LGAIFeb 10

Why the Counterintuitive Phenomenon of Likelihood Rarely Appears in Tabular Anomaly Detection with Deep Generative Models?

arXiv:2602.09593v1
AI Analysis

This addresses a key reliability concern for anomaly detection in tabular data, providing evidence that deep generative models are less prone to counterintuitive likelihood assignments compared to image domains, which is incremental but clarifies a domain-specific issue.

The paper tackles the problem of whether deep generative models assign higher likelihoods to anomalous data in tabular anomaly detection, finding that such counterintuitive behavior is consistently rare across 47 tabular datasets and 10 embedding datasets, with likelihood-only detection using normalizing flows proving practical and reliable.

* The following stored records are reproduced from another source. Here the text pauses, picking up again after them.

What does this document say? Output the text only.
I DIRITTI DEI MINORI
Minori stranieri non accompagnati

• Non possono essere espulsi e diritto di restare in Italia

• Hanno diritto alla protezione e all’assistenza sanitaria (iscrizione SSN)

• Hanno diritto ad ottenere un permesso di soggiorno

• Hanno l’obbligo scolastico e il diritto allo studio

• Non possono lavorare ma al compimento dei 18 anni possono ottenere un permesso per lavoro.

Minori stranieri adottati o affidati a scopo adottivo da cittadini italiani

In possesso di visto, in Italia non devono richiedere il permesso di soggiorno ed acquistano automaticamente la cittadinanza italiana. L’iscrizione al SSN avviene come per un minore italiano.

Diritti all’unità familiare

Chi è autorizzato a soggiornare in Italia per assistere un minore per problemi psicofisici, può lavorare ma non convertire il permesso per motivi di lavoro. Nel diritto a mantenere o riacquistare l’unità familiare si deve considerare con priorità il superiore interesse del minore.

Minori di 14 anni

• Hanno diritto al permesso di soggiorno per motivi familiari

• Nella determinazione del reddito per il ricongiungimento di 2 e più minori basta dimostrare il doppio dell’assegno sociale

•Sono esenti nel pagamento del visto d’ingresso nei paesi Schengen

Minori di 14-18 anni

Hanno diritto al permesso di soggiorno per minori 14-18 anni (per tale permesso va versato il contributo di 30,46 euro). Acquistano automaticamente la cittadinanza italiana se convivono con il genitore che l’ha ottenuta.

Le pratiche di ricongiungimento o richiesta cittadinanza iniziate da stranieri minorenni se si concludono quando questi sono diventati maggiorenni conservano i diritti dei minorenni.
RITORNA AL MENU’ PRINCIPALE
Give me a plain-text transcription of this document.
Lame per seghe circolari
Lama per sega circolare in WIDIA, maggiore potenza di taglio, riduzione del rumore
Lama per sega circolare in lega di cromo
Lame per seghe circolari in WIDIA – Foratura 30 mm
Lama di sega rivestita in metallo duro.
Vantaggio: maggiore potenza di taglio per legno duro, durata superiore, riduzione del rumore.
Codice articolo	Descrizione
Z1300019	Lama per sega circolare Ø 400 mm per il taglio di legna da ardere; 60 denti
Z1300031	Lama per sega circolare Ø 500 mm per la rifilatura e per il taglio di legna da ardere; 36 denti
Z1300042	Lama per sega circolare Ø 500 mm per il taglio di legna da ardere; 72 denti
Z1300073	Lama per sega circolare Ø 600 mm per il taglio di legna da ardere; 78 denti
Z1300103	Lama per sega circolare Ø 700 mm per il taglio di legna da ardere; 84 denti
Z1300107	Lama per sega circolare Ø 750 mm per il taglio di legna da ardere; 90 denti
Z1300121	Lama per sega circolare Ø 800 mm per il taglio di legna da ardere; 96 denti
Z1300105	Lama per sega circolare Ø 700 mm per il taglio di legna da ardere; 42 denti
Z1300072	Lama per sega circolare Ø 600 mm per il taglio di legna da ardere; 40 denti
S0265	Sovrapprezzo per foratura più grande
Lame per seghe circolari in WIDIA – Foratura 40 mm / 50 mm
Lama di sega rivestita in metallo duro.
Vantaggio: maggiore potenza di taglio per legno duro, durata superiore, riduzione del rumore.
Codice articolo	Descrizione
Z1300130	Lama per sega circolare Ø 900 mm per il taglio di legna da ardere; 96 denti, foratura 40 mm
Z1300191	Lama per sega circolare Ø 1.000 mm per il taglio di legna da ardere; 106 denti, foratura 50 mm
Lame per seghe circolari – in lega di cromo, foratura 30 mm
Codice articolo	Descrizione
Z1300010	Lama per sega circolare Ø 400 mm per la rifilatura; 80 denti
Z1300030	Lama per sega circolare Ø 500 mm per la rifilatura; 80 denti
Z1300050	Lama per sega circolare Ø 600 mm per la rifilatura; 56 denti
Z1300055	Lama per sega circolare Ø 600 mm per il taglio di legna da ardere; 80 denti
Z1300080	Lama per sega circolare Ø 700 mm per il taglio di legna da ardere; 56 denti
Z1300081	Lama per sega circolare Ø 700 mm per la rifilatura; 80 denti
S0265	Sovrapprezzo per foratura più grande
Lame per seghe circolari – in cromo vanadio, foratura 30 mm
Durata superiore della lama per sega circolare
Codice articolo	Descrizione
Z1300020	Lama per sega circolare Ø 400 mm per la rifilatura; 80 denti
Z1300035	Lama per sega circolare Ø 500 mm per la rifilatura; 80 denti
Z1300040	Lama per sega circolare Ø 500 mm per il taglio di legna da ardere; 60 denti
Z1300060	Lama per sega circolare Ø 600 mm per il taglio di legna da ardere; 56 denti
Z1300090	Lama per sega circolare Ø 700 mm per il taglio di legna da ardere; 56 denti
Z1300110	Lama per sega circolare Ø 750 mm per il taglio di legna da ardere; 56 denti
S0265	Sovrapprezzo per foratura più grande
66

Deep generative models with tractable and analytically computable likelihoods, exemplified by normalizing flows, offer an effective basis for anomaly detection through likelihood-based scoring. We demonstrate that, unlike in the image domain where deep generative models frequently assign higher likelihoods to anomalous data, such counterintuitive behavior occurs far less often in tabular settings. We first introduce a domain-agnostic formulation that enables consistent detection and evaluation of the counterintuitive phenomenon, addressing the absence of precise definition. Through extensive experiments on 47 tabular datasets and 10 CV/NLP embedding datasets in ADBench, benchmarked against 13 baseline models, we demonstrate that the phenomenon, as defined, is consistently rare in general tabular data. We further investigate this phenomenon from both theoretical and empirical perspectives, focusing on the roles of data dimensionality and difference in feature correlation. Our results suggest that likelihood-only detection with normalizing flows offers a practical and reliable approach for anomaly detection in tabular domains.